Dans l’actualité célinienne, il faut aussi signaler la réédition de Maudits soupirs pour une autre fois en collection de poche,  soit la version B de  Féerie pour une autre fois, mal titrée, comme on sait. Commentant cette parution, François Lecomte relève que sans les versions B et C de Féerie, on ne saurait pas que « Céline peut rivaliser avec Proust dans l’évocation des impressions d’enfance, et du temps perdu et retrouvé,  du “temps parti” comme il écrit ici ».  Et de citer quelques superbes passages du roman absents de la version publiée en 1952 ³.  Il faut savoir beaucoup de gré à Henri Godard, éditeur de Céline dans La Pléiade, de nous avoir procuré ces joyaux inédits.

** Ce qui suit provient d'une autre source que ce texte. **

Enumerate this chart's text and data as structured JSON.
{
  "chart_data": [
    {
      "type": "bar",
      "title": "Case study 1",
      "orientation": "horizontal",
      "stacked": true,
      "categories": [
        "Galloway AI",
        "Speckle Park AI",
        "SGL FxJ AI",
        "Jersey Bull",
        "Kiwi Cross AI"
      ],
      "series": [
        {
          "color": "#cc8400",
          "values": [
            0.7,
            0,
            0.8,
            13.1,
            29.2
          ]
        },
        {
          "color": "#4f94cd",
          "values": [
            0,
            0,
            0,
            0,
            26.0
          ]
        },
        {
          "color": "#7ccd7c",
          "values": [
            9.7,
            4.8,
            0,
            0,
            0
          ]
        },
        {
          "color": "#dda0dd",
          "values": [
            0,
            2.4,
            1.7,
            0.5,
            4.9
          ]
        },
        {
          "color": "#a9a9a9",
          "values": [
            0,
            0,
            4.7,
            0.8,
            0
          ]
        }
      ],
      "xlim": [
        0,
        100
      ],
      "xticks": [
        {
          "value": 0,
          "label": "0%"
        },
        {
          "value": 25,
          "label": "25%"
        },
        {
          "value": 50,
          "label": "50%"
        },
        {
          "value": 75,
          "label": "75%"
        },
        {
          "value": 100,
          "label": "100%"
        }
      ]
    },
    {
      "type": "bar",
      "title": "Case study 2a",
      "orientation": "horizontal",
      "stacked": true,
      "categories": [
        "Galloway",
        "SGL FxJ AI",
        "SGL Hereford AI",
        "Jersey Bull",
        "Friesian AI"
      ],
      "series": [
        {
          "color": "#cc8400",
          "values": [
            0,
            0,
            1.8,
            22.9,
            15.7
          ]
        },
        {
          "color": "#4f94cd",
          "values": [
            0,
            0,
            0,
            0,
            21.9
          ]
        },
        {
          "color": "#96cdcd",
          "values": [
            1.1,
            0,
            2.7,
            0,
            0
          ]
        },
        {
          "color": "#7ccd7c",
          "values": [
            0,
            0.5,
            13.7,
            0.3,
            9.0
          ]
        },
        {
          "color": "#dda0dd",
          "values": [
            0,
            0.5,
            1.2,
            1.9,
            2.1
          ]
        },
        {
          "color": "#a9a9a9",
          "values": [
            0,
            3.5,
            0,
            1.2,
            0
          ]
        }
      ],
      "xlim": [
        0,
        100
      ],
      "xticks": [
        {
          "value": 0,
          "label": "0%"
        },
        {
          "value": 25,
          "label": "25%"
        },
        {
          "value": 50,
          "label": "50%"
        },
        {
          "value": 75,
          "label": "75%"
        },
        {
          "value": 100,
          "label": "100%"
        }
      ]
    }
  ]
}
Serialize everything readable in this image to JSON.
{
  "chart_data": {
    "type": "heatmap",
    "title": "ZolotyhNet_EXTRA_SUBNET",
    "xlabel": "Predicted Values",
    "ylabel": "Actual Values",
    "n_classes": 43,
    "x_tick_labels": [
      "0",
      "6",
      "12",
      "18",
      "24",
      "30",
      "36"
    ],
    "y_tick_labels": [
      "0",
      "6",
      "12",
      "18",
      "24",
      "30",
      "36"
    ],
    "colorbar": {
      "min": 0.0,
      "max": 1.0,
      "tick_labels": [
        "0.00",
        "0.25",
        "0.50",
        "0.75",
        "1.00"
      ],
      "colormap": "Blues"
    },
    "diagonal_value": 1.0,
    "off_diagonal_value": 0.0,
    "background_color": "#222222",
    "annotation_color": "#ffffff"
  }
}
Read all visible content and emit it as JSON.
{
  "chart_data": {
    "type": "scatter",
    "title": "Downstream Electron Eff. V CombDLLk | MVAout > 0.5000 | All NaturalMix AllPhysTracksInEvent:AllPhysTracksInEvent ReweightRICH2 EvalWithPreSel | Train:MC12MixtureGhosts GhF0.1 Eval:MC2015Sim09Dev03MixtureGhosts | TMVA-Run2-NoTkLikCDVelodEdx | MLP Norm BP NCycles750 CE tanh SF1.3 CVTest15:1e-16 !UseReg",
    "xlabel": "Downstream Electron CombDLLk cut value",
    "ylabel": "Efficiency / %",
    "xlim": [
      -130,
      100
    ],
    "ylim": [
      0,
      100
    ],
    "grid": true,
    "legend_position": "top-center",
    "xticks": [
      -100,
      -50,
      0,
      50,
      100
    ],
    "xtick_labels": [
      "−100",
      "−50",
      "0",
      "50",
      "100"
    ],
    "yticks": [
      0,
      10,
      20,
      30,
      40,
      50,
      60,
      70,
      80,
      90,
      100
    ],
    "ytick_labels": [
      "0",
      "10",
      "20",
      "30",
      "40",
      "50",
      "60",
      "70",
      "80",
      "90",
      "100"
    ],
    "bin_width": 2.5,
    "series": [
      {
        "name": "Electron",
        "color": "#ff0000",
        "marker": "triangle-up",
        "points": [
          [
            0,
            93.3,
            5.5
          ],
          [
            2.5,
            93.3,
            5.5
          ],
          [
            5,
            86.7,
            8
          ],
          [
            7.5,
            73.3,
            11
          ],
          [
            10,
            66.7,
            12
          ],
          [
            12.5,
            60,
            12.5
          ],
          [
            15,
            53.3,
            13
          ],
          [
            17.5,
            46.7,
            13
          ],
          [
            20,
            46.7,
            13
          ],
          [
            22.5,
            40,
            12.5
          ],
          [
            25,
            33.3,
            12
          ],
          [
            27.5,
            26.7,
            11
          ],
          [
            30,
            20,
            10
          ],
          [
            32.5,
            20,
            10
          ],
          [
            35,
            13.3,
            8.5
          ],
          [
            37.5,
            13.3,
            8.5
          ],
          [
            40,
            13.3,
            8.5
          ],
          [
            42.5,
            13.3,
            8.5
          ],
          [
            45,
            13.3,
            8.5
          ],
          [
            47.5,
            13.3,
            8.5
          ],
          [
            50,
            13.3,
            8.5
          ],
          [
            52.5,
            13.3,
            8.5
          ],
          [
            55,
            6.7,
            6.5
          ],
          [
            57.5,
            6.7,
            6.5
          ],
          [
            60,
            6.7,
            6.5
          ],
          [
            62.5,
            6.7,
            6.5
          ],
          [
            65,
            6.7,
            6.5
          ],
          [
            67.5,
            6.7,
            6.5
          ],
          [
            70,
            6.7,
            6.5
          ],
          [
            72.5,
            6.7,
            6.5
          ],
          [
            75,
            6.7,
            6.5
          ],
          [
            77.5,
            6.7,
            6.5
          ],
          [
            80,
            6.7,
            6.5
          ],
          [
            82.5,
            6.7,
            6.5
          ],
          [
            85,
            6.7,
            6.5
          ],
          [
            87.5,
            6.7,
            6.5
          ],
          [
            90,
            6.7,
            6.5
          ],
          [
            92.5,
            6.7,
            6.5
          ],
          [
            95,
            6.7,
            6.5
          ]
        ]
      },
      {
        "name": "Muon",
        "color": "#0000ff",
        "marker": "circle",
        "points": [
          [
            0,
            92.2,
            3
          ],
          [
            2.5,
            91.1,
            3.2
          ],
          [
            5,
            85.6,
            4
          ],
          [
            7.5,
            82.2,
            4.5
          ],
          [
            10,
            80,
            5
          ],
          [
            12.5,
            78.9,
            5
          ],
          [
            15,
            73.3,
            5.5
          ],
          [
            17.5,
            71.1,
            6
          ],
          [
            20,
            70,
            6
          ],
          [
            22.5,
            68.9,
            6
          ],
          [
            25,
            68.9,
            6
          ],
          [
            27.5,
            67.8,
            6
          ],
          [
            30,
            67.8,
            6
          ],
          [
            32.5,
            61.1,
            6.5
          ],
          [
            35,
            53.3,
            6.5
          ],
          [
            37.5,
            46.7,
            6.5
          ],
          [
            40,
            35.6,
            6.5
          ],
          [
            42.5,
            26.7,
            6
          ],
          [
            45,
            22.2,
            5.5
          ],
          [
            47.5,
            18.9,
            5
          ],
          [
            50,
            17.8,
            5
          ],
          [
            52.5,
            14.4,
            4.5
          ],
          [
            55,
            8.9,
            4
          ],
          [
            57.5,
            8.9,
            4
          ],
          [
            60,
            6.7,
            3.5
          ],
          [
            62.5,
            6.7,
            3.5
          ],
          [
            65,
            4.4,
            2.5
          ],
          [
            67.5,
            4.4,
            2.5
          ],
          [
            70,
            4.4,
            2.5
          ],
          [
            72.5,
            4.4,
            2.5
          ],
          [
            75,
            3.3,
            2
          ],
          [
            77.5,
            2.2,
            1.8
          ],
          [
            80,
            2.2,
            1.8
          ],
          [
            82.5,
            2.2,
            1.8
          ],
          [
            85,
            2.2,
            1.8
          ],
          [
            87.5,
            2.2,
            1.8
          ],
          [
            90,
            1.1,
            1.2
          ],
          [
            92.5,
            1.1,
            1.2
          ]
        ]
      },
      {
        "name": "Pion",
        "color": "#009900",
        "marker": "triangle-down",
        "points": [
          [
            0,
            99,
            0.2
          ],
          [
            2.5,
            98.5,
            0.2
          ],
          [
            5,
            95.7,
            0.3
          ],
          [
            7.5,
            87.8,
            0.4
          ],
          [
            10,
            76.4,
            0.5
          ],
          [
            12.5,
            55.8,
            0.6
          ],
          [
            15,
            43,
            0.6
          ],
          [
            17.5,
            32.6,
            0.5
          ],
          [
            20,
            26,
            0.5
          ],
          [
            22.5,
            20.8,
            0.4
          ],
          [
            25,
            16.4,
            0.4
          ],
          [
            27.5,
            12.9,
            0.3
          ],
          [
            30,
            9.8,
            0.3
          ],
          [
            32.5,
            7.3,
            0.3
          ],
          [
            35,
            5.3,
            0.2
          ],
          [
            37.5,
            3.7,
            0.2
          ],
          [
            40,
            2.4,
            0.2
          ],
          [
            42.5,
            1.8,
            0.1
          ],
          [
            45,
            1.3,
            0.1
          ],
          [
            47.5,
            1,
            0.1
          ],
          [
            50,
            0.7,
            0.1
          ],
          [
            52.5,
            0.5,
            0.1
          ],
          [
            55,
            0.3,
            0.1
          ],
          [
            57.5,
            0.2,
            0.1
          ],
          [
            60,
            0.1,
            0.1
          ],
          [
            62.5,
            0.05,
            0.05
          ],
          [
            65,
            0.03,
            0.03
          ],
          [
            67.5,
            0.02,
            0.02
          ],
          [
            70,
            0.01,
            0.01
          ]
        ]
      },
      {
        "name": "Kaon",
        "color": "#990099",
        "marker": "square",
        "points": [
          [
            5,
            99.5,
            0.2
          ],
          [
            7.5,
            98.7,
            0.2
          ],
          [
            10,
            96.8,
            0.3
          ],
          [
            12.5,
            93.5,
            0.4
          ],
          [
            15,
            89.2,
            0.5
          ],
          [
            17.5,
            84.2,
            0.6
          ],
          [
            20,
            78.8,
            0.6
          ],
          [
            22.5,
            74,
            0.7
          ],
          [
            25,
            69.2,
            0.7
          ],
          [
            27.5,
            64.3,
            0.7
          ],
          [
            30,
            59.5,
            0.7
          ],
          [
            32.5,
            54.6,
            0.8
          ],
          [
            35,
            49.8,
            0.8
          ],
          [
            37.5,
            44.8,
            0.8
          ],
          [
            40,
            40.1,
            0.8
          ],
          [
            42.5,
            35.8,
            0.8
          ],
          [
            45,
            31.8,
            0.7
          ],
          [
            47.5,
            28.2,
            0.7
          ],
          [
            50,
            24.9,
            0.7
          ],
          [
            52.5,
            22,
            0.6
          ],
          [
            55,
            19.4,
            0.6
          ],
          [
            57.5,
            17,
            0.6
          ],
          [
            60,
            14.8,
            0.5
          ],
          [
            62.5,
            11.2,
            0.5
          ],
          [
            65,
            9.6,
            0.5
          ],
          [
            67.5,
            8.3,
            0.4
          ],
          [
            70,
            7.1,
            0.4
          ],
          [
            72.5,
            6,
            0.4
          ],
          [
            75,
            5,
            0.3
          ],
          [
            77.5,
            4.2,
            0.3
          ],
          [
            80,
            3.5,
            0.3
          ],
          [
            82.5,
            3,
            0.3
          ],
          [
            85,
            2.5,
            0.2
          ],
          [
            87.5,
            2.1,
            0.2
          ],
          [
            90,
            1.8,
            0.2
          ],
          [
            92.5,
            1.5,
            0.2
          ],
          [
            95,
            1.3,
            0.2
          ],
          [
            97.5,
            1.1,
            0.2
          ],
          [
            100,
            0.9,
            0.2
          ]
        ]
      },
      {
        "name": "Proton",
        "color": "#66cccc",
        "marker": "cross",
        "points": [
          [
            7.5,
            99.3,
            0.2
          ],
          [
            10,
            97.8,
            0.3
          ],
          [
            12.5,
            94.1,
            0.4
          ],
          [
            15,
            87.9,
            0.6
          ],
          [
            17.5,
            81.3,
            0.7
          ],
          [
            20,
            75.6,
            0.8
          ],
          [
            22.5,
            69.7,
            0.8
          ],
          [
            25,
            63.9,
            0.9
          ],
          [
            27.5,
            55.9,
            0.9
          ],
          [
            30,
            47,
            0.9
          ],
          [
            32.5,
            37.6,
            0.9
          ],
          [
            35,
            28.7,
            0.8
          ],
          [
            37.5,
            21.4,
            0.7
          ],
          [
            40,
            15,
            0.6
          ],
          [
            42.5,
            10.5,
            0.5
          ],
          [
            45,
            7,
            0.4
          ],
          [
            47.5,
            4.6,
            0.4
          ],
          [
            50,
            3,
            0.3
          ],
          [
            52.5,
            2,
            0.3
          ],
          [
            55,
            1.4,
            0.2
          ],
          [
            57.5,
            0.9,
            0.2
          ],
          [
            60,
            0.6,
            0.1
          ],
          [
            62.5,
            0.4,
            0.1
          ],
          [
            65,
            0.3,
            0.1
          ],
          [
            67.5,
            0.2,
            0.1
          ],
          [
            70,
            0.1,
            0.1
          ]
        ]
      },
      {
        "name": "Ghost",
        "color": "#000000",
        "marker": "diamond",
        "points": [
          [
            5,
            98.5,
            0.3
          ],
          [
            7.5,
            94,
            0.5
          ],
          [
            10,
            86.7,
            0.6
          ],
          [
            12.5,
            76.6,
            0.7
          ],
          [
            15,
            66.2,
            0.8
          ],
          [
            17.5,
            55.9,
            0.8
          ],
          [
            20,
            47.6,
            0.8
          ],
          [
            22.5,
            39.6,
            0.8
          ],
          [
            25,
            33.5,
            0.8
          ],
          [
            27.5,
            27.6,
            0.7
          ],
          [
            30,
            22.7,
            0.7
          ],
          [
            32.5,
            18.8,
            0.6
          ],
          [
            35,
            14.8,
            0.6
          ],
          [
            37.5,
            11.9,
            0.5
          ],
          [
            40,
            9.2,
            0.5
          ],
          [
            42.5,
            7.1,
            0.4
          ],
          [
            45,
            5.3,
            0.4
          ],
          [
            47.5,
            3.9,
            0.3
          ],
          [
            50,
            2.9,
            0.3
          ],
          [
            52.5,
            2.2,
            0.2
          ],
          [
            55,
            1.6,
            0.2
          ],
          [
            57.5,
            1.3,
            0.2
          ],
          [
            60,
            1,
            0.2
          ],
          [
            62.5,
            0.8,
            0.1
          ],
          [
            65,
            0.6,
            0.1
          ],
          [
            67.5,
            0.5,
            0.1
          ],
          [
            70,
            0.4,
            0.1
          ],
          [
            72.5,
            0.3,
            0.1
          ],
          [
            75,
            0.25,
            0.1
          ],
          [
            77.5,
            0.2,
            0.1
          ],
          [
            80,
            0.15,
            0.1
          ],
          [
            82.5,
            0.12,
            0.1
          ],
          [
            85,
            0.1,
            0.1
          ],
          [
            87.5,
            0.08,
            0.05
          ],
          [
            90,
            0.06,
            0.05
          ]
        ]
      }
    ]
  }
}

  1. Le nom de l’auteur est un pseudonyme : « Je suis juif. Dessalins n’est qu’un nom de plume. (…) Mon vrai nom est Birnbaum-Hovici. » (p. 361 du livre référencé infra).
  2. Pierre-André Dessalins, Papillon en automne (essais), Éd. Transition, 1996.
    Sur ce thème aura lieu, le 20 novembre, une journée d’étude « Céline / Paulhan : responsabilités de l’écrivain au sortir de la Deuxième Guerre mondiale » organisée conjointement par la Société des lecteurs de Jean Paulhan et la Bibliothèque Publique d’Information, à Beaubourg, où cette réunion se tiendra (Société Paulhan, 3 rue des Reculettes, 75013 Paris).
  3. Maudits soupirs pour une autre fois, Gallimard, coll. « L’Imaginaire », 2007, 282 pages. L’article de François Lecomte, « Un nouveau Céline en poche », a paru dans l’hebdomadaire Rivarol (22 juin 2007).